Thursday, December 10, 2009

6 months on

A mere six months have passed since I graduated from Princeton University as a molecular biology degree holder. I left so much behind me, including my wish to enter the world of laboratory research in the field of microbiology, biophysics and transient dreams of studying medicine. I returned to Namibia to do some job in public health and here I am writing this after the end of my job on the Namibia Health Facility Census. “If you had not been here, God only knows what would have happened to this census” said Jeanne, the data entry manager and programmer I trained under. I was her employee and also her student. “You have done an incredible job and I want you to know that” she has repeated in the last few days of finalizing the computerized data for the census. Apparently, I did work hard for this census, making sure the health facility data was entered correctly by data clerks which meant rectifying errors, clarifying ambiguities and making sense out of inconsistencies (when possible). Yet I still missed something that would have greatly enhanced the quality of the data collected. I did not realize we missed 9 of the 13 prison clinics in Namibia until the fieldwork was over.

The irony! Here I was really eager to do some public health project in the prisons, whether it be molecular epidemiological (HIV drug resistance) or more medical anthropological (qualitative study on HIV), but I did not immediately seek the questionnaires that evaluated services in our prisons. During September 2008, at the start of my senior year, I was gripped by this idea – the idea that doing a study in Namibian prisons would be something worthwhile. It was a specific aspect of transmission between men who have sex with men, a group that is often overlooked in Namibia. Why did I not look for those prisons earlier? In any case, there is a small chance the clinics within each of these prisons will be surveyed and they will be added to the data set. I hope this is the case.

In any case, however, I was challenged today about the worth of the whole exercise. Today, after a talk on HIV, AIDS and human rights, a local gynecologist said: “There are just too few prisoners compared to the total number of people infected with HIV in this country, they are just not epidemiologically significant”. I spoke to him when we snacking on the free food after the end of the talk and told him that I certainly disagreed To me, the problem is of significance since the inconsistent access to antiretrovirals in the prisons coupled with unprotected sex suits the emergence of HIV drug resistance.
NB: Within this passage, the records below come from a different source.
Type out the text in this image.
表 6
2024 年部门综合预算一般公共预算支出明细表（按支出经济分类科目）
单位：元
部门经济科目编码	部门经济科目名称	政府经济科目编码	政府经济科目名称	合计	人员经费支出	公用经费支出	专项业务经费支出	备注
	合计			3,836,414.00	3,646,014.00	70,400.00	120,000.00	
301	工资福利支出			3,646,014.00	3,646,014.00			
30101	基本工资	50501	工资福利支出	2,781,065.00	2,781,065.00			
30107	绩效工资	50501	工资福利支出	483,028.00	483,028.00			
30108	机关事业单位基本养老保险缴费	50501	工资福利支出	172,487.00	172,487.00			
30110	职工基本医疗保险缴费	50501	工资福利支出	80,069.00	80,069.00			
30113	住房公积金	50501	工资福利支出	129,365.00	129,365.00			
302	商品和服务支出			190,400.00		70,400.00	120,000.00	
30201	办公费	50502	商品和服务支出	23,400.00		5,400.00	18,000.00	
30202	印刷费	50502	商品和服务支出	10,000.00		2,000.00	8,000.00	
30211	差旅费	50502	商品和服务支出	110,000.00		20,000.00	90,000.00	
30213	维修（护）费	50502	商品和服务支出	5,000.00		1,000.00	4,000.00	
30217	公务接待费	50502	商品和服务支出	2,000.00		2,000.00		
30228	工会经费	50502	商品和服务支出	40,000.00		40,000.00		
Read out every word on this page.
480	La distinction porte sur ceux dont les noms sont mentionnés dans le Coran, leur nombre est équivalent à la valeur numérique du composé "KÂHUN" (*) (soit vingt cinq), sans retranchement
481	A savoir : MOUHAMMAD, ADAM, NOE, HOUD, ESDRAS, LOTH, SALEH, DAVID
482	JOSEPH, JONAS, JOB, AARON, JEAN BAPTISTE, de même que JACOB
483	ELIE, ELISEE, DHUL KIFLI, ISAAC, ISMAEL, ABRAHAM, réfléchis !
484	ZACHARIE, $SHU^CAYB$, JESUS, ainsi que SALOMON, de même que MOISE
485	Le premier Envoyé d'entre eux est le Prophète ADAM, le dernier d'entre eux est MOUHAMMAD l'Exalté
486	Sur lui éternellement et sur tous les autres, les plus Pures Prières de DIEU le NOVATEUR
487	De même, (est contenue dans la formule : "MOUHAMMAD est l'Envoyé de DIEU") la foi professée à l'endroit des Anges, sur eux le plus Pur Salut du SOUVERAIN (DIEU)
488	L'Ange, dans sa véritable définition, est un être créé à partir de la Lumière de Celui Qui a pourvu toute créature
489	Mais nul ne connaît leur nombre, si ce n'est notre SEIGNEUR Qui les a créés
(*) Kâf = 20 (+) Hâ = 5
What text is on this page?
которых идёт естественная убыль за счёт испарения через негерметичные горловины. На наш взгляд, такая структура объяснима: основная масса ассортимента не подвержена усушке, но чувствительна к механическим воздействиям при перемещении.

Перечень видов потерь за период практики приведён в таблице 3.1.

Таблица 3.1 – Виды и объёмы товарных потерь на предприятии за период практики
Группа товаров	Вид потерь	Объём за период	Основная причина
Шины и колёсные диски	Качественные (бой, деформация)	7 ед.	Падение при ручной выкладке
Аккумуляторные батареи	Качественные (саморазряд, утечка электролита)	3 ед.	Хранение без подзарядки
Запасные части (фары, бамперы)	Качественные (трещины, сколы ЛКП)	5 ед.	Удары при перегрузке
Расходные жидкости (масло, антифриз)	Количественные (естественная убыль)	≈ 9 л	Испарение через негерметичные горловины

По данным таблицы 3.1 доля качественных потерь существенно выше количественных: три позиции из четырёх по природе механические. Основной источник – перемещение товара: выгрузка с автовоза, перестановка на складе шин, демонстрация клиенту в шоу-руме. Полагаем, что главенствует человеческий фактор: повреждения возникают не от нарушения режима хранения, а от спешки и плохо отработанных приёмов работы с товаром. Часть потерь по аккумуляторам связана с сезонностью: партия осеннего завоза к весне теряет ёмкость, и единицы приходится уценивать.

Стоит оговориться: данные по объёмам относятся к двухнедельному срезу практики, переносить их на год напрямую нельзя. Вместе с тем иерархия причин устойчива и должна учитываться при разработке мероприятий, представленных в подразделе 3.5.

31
Perhaps I should have gone deeper and spoken about how antiretrovirals prevent HIV from reproducing in cells, but when the drugs disappears, mutants that can replicate and increase in number, which increases the chance of a drug resistant mutant arising. I figured that since he was a doctor, he already knew all this. Did I need to tell him the repeated infection with HIV leads to inter strain recombination, increased genetic diversity and thus greater chances of drug resistance? I guess not, but, he just seemed to shrug off the whole resistance thing as a non-issue.
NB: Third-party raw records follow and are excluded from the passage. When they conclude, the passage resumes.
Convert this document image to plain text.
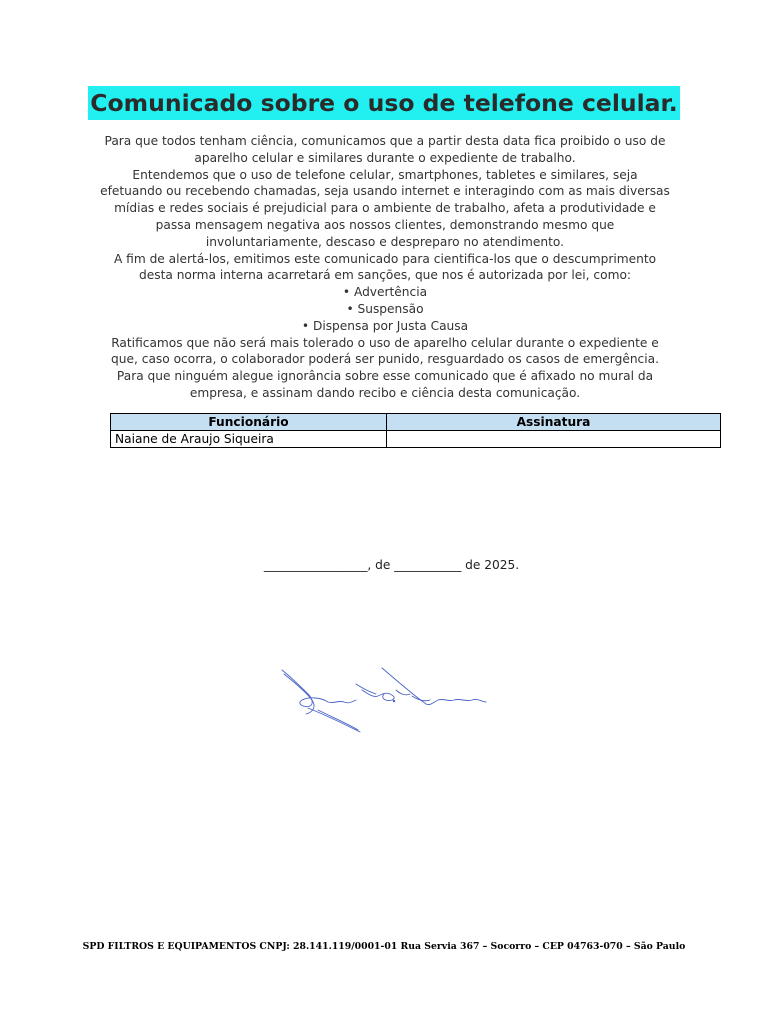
Comunicado sobre o uso de telefone celular.

Para que todos tenham ciência, comunicamos que a partir desta data fica proibido o uso de aparelho celular e similares durante o expediente de trabalho.

Entendemos que o uso de telefone celular, smartphones, tabletes e similares, seja efetuando ou recebendo chamadas, seja usando internet e interagindo com as mais diversas mídias e redes sociais é prejudicial para o ambiente de trabalho, afeta a produtividade e passa mensagem negativa aos nossos clientes, demonstrando mesmo que involuntariamente, descaso e despreparo no atendimento.

A fim de alertá-los, emitimos este comunicado para cientifica-los que o descumprimento desta norma interna acarretará em sanções, que nos é autorizada por lei, como:

• Advertência

• Suspensão

• Dispensa por Justa Causa

Ratificamos que não será mais tolerado o uso de aparelho celular durante o expediente e que, caso ocorra, o colaborador poderá ser punido, resguardado os casos de emergência. Para que ninguém alegue ignorância sobre esse comunicado que é afixado no mural da empresa, e assinam dando recibo e ciência desta comunicação.

Funcionário	Assinatura
Naiane de Araujo Siqueira	
_________________, de ___________ de 2025.
SPD FILTROS E EQUIPAMENTOS CNPJ: 28.141.119/0001-01 Rua Servia 367 – Socorro – CEP 04763-070 – São Paulo
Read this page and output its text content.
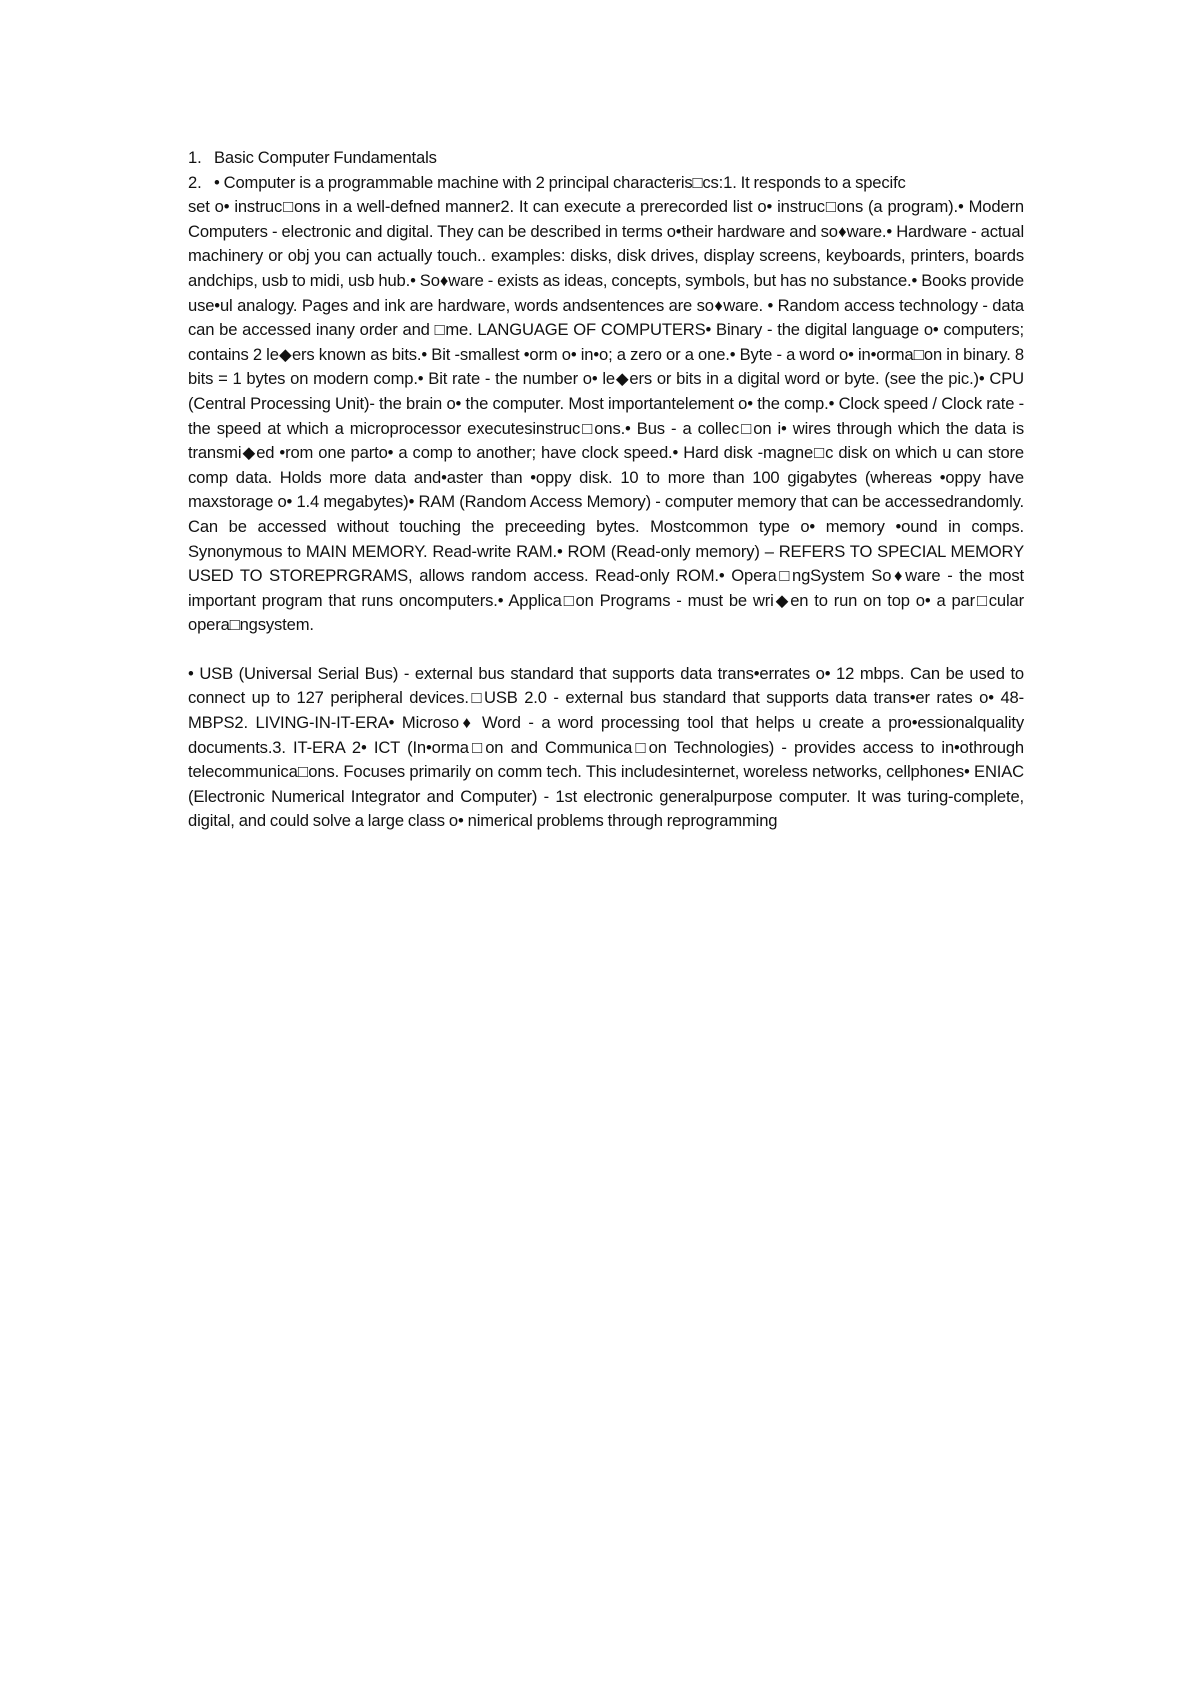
1. Basic Computer Fundamentals
2. • Computer is a programmable machine with 2 principal characteris□cs:1. It responds to a specifc

set o• instruc□ons in a well-defned manner2. It can execute a prerecorded list o• instruc□ons (a program).• Modern Computers - electronic and digital. They can be described in terms o•their hardware and so♦ware.• Hardware - actual machinery or obj you can actually touch.. examples: disks, disk drives, display screens, keyboards, printers, boards andchips, usb to midi, usb hub.• So♦ware - exists as ideas, concepts, symbols, but has no substance.• Books provide use•ul analogy. Pages and ink are hardware, words andsentences are so♦ware. • Random access technology - data can be accessed inany order and □me. LANGUAGE OF COMPUTERS• Binary - the digital language o• computers; contains 2 le◆ers known as bits.• Bit -smallest •orm o• in•o; a zero or a one.• Byte - a word o• in•orma□on in binary. 8 bits = 1 bytes on modern comp.• Bit rate - the number o• le◆ers or bits in a digital word or byte. (see the pic.)• CPU (Central Processing Unit)- the brain o• the computer. Most importantelement o• the comp.• Clock speed / Clock rate - the speed at which a microprocessor executesinstruc□ons.• Bus - a collec□on i• wires through which the data is transmi◆ed •rom one parto• a comp to another; have clock speed.• Hard disk -magne□c disk on which u can store comp data. Holds more data and•aster than •oppy disk. 10 to more than 100 gigabytes (whereas •oppy have maxstorage o• 1.4 megabytes)• RAM (Random Access Memory) - computer memory that can be accessedrandomly. Can be accessed without touching the preceeding bytes. Mostcommon type o• memory •ound in comps. Synonymous to MAIN MEMORY. Read-write RAM.• ROM (Read-only memory) – REFERS TO SPECIAL MEMORY USED TO STOREPRGRAMS, allows random access. Read-only ROM.• Opera□ngSystem So♦ware - the most important program that runs oncomputers.• Applica□on Programs - must be wri◆en to run on top o• a par□cular opera□ngsystem.

• USB (Universal Serial Bus) - external bus standard that supports data trans•errates o• 12 mbps. Can be used to connect up to 127 peripheral devices.□USB 2.0 - external bus standard that supports data trans•er rates o• 48-MBPS2. LIVING-IN-IT-ERA• Microso♦ Word - a word processing tool that helps u create a pro•essionalquality documents.3. IT-ERA 2• ICT (In•orma□on and Communica□on Technologies) - provides access to in•othrough telecommunica□ons. Focuses primarily on comm tech. This includesinternet, woreless networks, cellphones• ENIAC (Electronic Numerical Integrator and Computer) - 1st electronic generalpurpose computer. It was turing-complete, digital, and could solve a large class o• nimerical problems through reprogramming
The indifference of the doctor towards the plight of the prisoners coupled with the exclusion of most prisons from the Health Facility Census echoes what anthropologist Joao Biehl calls “apparent invisibility” of the most marginalized AIDS victims. Biehl wrote about how doctors in the Caridade Hospital in Salvador, Brazil felt “poor and marginalized patients were not considered worth treating”. Located in the epicenter of the AIDS epidemic of Brazil, the Cardidade Hospital could not accommodate the numerous patients, from the streets, that needed hospitalization and treatment for opportunistic infections (Will To Live, Biehl). I wonder whether a similar system of biomedical ethics operates in Namibia, whereby the men and women of the prisons are just not important to the government which must cater for the HIV treatment of hundreds of thousands of free men, women and children. Moreover, prevention programs assume people can choose to use a condom and be faithful to one partner, while inmates are often coerced into sex. A hopeless case, one where prisoners will never be able to protect themselves is probably what the government thinks when the thought of prisoner ever crosses their mind. But prisoners include juveniles, including those held a juvenile detention center in the north of Namibia that was not included in the health facility census.

To be taken seriously, any grant advocating for research to be done in the prisons will require me to do back it up with the primary literature. I need to assess to what extent the movement of people to and from prisons constitutes a bridge for HIV drug resistant strains. Luckily, there is a place underneath the central hospital, in the basement, where I can access a world of journals. It is called TICP and is run by an organization called “Management Sciences for Health” which is part of a whole slew of American know-how groups that help fight AIDS in Namibia. Which leads me to ask the question: How do I position myself as a future public health student who is a local Namibian, but who also graduated from an esteemed university in the United States? I believe I am in a good position, for I can empathize with the Namibians while at the same time claiming some sort of “American” expertise, way of thinking and doing. However, the danger is that Namibians, especially those in government, will see me as a one who merely seeks to advance a foreign, “imperialist”, American agenda, one that is counter all that is Namibian. I am counting on that not happening. So when I discuss issues of the prisons, I must bear in mind how I handle the issue men who have sex with men, which the government of Namibia just does not want to acknowledge.

For the coming year, I excited about the masters in public health program and the possibilities of thesis research, including a topic related to prisons, is alluring.